There are several things that can be done to thicken thinning hair and to prevent further hair loss. Factors such as age, stress, and poor diet can all contribute to thinning hair in both men and women. Certain medical conditions and diseases may also cause thinning hair in some individuals. Fortunately, thinning hair is a problem that can usually be corrected with the proper treatment. Finding the underlying cause of the hair loss is often a necessary part of treating this problem, however.
As the approach needed to thicken thinning hair depends on the cause of hair loss, it is important to figure this out before attempting treatment. Many people experience hair loss at some point in their lives. One of the most common reasons the hair begins to thin is age. At middle age, many individuals begin to experience hair loss. Some may lose their hair in patches and develop bald spots, while others may notice the hair slowly dissipating as they get older.
Stress can contribute to hair loss, as can hormonal changes and imbalances. Poor nutrition and diet can also cause thinning hair if there is a lack of protein and iron in the body. Scalp infections, such as ringworm, and conditions such as thyroid disease and other autoimmune diseases can also cause the hair to fall out. The chemicals used in certain hair dyes and treatments can damage the hair and cause it to break off, as well. In addition, the use of certain medications can sometimes cause hair loss.
There are a number of ways to thicken thinning hair and to stop hair loss. For those who are suffering from hair loss because of age, stress, or hormonal imbalances, medication is commonly used as a treatment. Generally, the use of a medication is more effective for milder cases of hair loss. Minoxidil, finasteride, corticosteroids, and anthralin are all used to treat hair loss. Finasteride should only be used by men as it can pose serious danger to women of childbearing age.

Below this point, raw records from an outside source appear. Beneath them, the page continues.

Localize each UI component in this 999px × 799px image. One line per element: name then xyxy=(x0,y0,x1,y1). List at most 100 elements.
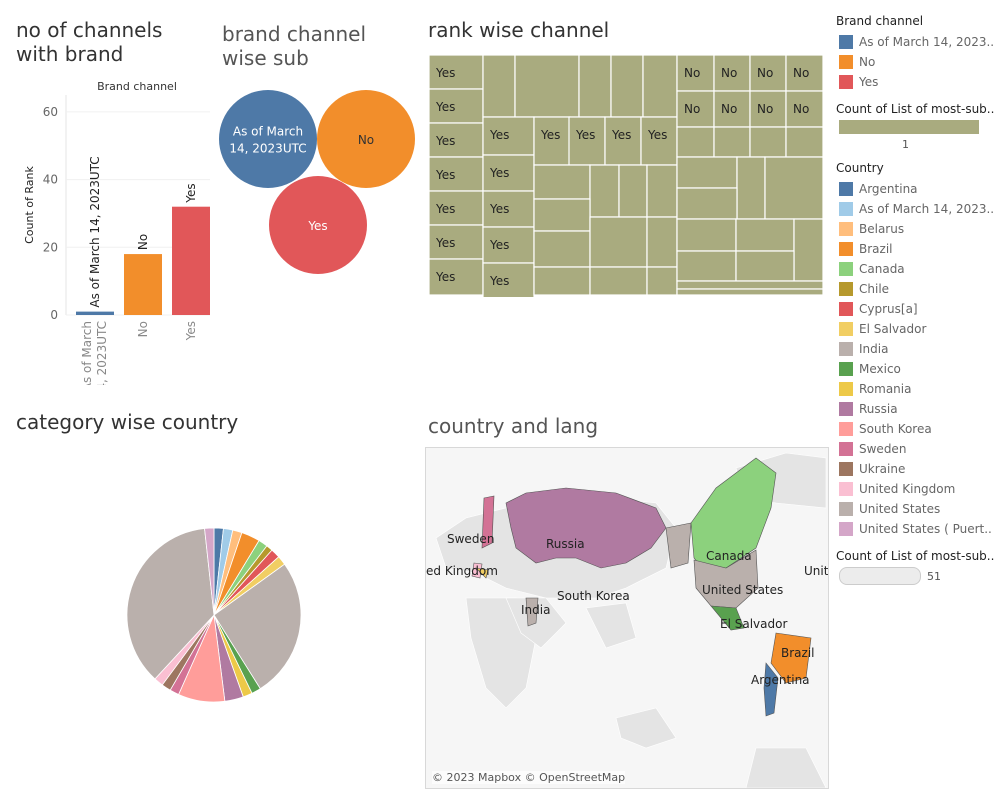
map-country-mexico[interactable] xyxy=(710,605,745,631)
bar[interactable] xyxy=(76,311,114,315)
country-legend-item[interactable]: Mexico xyxy=(836,359,996,379)
country-legend-item[interactable]: Romania xyxy=(836,379,996,399)
map-land xyxy=(615,707,677,749)
country-legend-item[interactable]: Belarus xyxy=(836,219,996,239)
treemap-cell-label: Yes xyxy=(435,202,455,216)
brand-legend-item[interactable]: Yes xyxy=(836,72,996,92)
treemap-cell[interactable] xyxy=(764,156,824,220)
map-country-alaska[interactable] xyxy=(665,522,692,569)
bubble-label: 14, 2023UTC xyxy=(229,142,306,156)
country-legend-item[interactable]: Sweden xyxy=(836,439,996,459)
treemap-cell[interactable] xyxy=(533,230,591,268)
treemap-cell-label: Yes xyxy=(489,202,509,216)
treemap-cell[interactable] xyxy=(429,258,484,296)
treemap-cell[interactable] xyxy=(676,156,738,189)
brand-legend-item[interactable]: As of March 14, 2023.. xyxy=(836,32,996,52)
country-legend-item[interactable]: El Salvador xyxy=(836,319,996,339)
treemap-cell[interactable] xyxy=(429,55,484,90)
bar[interactable] xyxy=(124,254,162,315)
treemap-cell[interactable] xyxy=(533,266,591,296)
bubble[interactable] xyxy=(269,176,367,274)
treemap-cell[interactable] xyxy=(793,218,824,282)
treemap-cell[interactable] xyxy=(642,55,678,118)
treemap-cell[interactable] xyxy=(749,126,787,158)
treemap-cell[interactable] xyxy=(735,218,795,252)
treemap-cell[interactable] xyxy=(713,126,751,158)
pie-slice[interactable] xyxy=(126,528,215,680)
treemap-cell[interactable] xyxy=(429,88,484,124)
legend-panel: Brand channel As of March 14, 2023.. No Ye… xyxy=(836,14,996,595)
country-legend-item[interactable]: Canada xyxy=(836,259,996,279)
map-country-romania[interactable] xyxy=(475,567,489,579)
legend-label: United States ( Puert.. xyxy=(859,522,992,536)
map-country-argentina[interactable] xyxy=(763,662,779,717)
treemap-cell[interactable] xyxy=(736,156,766,220)
treemap-cell[interactable] xyxy=(646,164,678,218)
treemap-cell[interactable] xyxy=(618,164,648,218)
treemap-cell[interactable] xyxy=(533,198,591,232)
treemap-cell[interactable] xyxy=(785,126,824,158)
brand-legend-item[interactable]: No xyxy=(836,52,996,72)
country-legend-item[interactable]: Cyprus[a] xyxy=(836,299,996,319)
map-country-india[interactable] xyxy=(525,597,539,627)
map-country-sweden[interactable] xyxy=(481,495,495,549)
map-country-united-states[interactable] xyxy=(693,549,759,609)
treemap-cell[interactable] xyxy=(482,55,516,118)
bubble[interactable] xyxy=(219,90,317,188)
treemap-cell[interactable] xyxy=(578,55,612,118)
treemap-cell[interactable] xyxy=(713,90,751,128)
treemap-cell[interactable] xyxy=(646,266,678,296)
treemap-cell[interactable] xyxy=(589,216,648,268)
country-legend-item[interactable]: India xyxy=(836,339,996,359)
treemap-cell[interactable] xyxy=(482,226,535,264)
treemap-cell[interactable] xyxy=(429,224,484,260)
pie-slice[interactable] xyxy=(213,563,302,690)
treemap-cell[interactable] xyxy=(676,250,737,282)
treemap-cell[interactable] xyxy=(514,55,580,118)
country-legend-item[interactable]: As of March 14, 2023.. xyxy=(836,199,996,219)
map-country-brazil[interactable] xyxy=(770,632,812,684)
country-legend-item[interactable]: Chile xyxy=(836,279,996,299)
treemap-cell[interactable] xyxy=(676,218,737,252)
map-country-russia[interactable] xyxy=(505,487,667,569)
treemap-cell[interactable] xyxy=(533,164,591,200)
treemap-cell[interactable] xyxy=(676,55,715,92)
treemap-cell[interactable] xyxy=(589,164,620,218)
treemap-cell[interactable] xyxy=(676,280,824,290)
treemap-cell[interactable] xyxy=(482,190,535,228)
bubble[interactable] xyxy=(317,90,415,188)
treemap-cell[interactable] xyxy=(482,262,535,297)
country-legend-item[interactable]: United Kingdom xyxy=(836,479,996,499)
treemap-cell[interactable] xyxy=(676,187,738,220)
country-legend-item[interactable]: United States ( Puert.. xyxy=(836,519,996,539)
legend-label: As of March 14, 2023.. xyxy=(859,202,995,216)
legend-label: As of March 14, 2023.. xyxy=(859,35,995,49)
map-label: Canada xyxy=(706,549,752,563)
bar[interactable] xyxy=(172,206,210,315)
map-country-united-kingdom[interactable] xyxy=(471,562,483,579)
bubble-chart-title: brand channel wise sub xyxy=(222,22,367,70)
treemap-cell[interactable] xyxy=(429,122,484,158)
treemap-cell[interactable] xyxy=(735,250,795,282)
bar-ylabel: Count of Rank xyxy=(23,165,36,243)
treemap-cell[interactable] xyxy=(785,90,824,128)
country-map[interactable]: Sweden Russia ed Kingdom South Korea India Ca… xyxy=(425,447,829,789)
treemap-cell[interactable] xyxy=(676,126,715,158)
country-legend-item[interactable]: Brazil xyxy=(836,239,996,259)
country-legend-item[interactable]: Russia xyxy=(836,399,996,419)
treemap-cell[interactable] xyxy=(568,116,606,166)
treemap-cell[interactable] xyxy=(589,266,648,296)
treemap-cell[interactable] xyxy=(749,55,787,92)
country-legend-item[interactable]: United States xyxy=(836,499,996,519)
country-legend-item[interactable]: Ukraine xyxy=(836,459,996,479)
treemap-cell[interactable] xyxy=(429,190,484,226)
treemap-cell[interactable] xyxy=(610,55,644,118)
treemap-cell[interactable] xyxy=(482,116,535,156)
treemap-cell[interactable] xyxy=(713,55,751,92)
treemap-cell[interactable] xyxy=(676,288,824,296)
treemap-cell[interactable] xyxy=(533,116,571,166)
country-legend-item[interactable]: South Korea xyxy=(836,419,996,439)
pie-slice[interactable] xyxy=(204,527,215,616)
treemap-cell[interactable] xyxy=(646,216,678,268)
country-legend-item[interactable]: Argentina xyxy=(836,179,996,199)
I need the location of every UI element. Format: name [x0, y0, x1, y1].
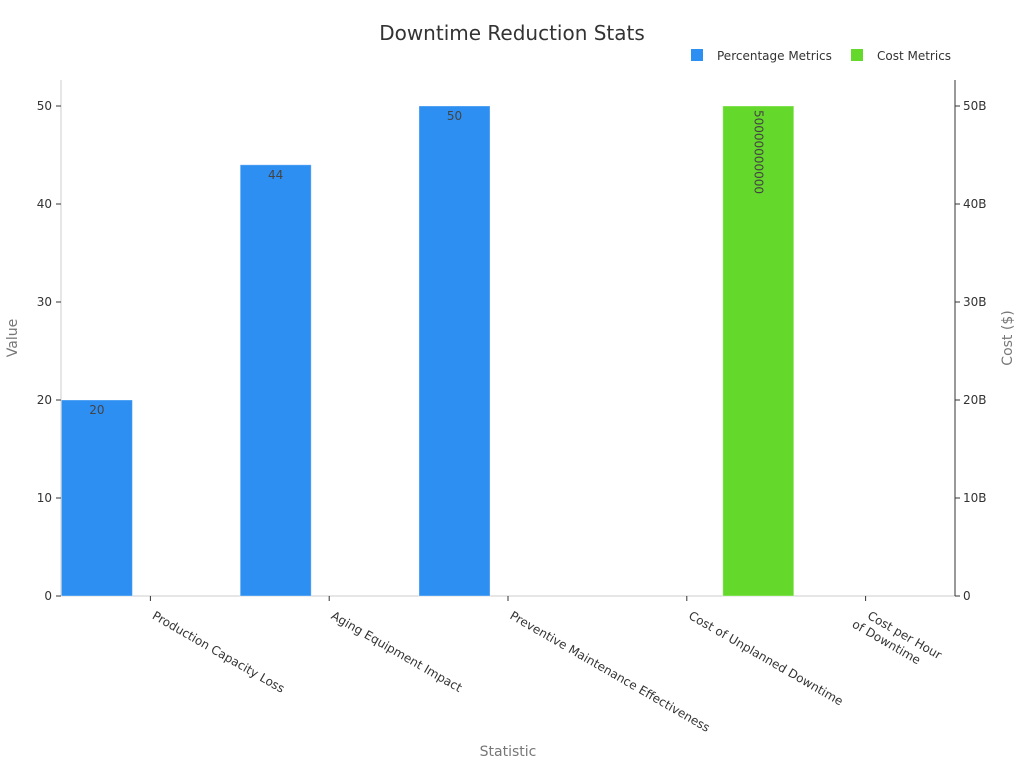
left-tick-label: 20 [37, 393, 52, 407]
right-tick-label: 10B [963, 491, 987, 505]
x-axis-label: Statistic [480, 744, 537, 760]
bar-percentage[interactable] [60, 399, 133, 597]
category-label: Production Capacity Loss [150, 608, 287, 695]
legend-label-percentage[interactable]: Percentage Metrics [717, 49, 832, 63]
bar-value-label: 44 [268, 168, 283, 182]
bars [60, 105, 795, 597]
category-label-line: Production Capacity Loss [150, 608, 287, 695]
category-label: Cost per Hourof Downtime [850, 604, 944, 675]
left-tick-label: 50 [37, 99, 52, 113]
left-tick-label: 10 [37, 491, 52, 505]
right-tick-label: 30B [963, 295, 987, 309]
bar-value-label: 20 [89, 403, 104, 417]
right-axis-ticks: 0 10B 20B 30B 40B 50B [955, 99, 987, 603]
left-tick-label: 40 [37, 197, 52, 211]
right-tick-label: 50B [963, 99, 987, 113]
category-label: Cost of Unplanned Downtime [686, 608, 845, 708]
category-label: Preventive Maintenance Effectiveness [508, 608, 713, 734]
bar-percentage[interactable] [239, 164, 312, 597]
left-tick-label: 0 [44, 589, 52, 603]
legend-swatch-percentage [691, 49, 703, 61]
legend: Percentage Metrics Cost Metrics [691, 49, 951, 63]
y-axis-label: Value [5, 319, 21, 357]
bar-cost[interactable] [722, 105, 795, 597]
right-tick-label: 20B [963, 393, 987, 407]
category-label-line: Aging Equipment Impact [329, 608, 465, 695]
chart-title: Downtime Reduction Stats [379, 21, 645, 45]
bar-value-label: 50000000000 [751, 110, 765, 194]
category-label: Aging Equipment Impact [329, 608, 465, 695]
y2-axis-label: Cost ($) [1000, 310, 1016, 365]
left-tick-label: 30 [37, 295, 52, 309]
category-label-line: Cost of Unplanned Downtime [686, 608, 845, 708]
left-axis-ticks: 0 10 20 30 40 50 [37, 99, 61, 603]
right-tick-label: 0 [963, 589, 971, 603]
legend-swatch-cost [851, 49, 863, 61]
bar-value-label: 50 [447, 109, 462, 123]
category-label-line: Preventive Maintenance Effectiveness [508, 608, 713, 734]
legend-label-cost[interactable]: Cost Metrics [877, 49, 951, 63]
bar-percentage[interactable] [418, 105, 491, 597]
category-labels: Production Capacity Loss Aging Equipment … [149, 596, 944, 735]
bar-data-labels: 20 44 50 50000000000 [89, 109, 765, 417]
right-tick-label: 40B [963, 197, 987, 211]
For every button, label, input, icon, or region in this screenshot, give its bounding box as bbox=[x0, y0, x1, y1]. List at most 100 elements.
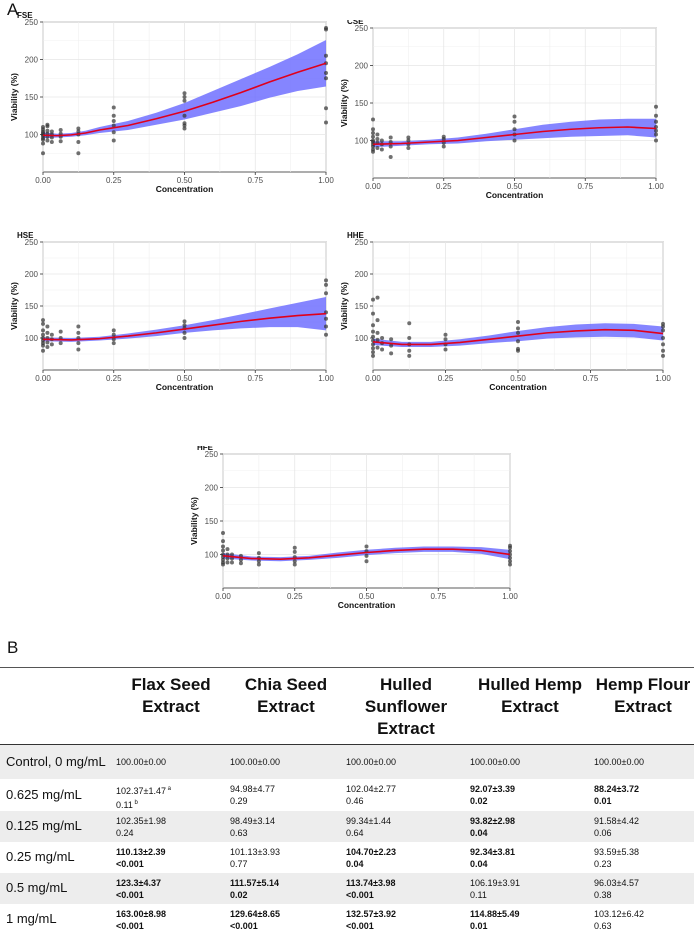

For more severe cases, surgery may be a viable treatment option to thicken thinning hair. Hair transplants — such as strip grafts, micrografts, minigrafts, and punch grafts — can be used when other treatment options have failed or medication is not a likely solution. Scalp reduction can also be performed; this procedure involves the removal of part of the hairless portion of the scalp. Often times, hair transplants and scalp reductions are combined to produce a more natural-looking result.
Those with scalp infections or autoimmune diseases should seek treatment for their conditions, as this will often take care of their hair loss problems as well. If poor nutrition is the cause, the diet should be altered to include sufficient amounts of iron, protein, and all other essential vitamins needed for optimal health. Those who are experiencing hair loss because of medications they are taking may need to switch medications or discuss other possible treatment options with their doctors.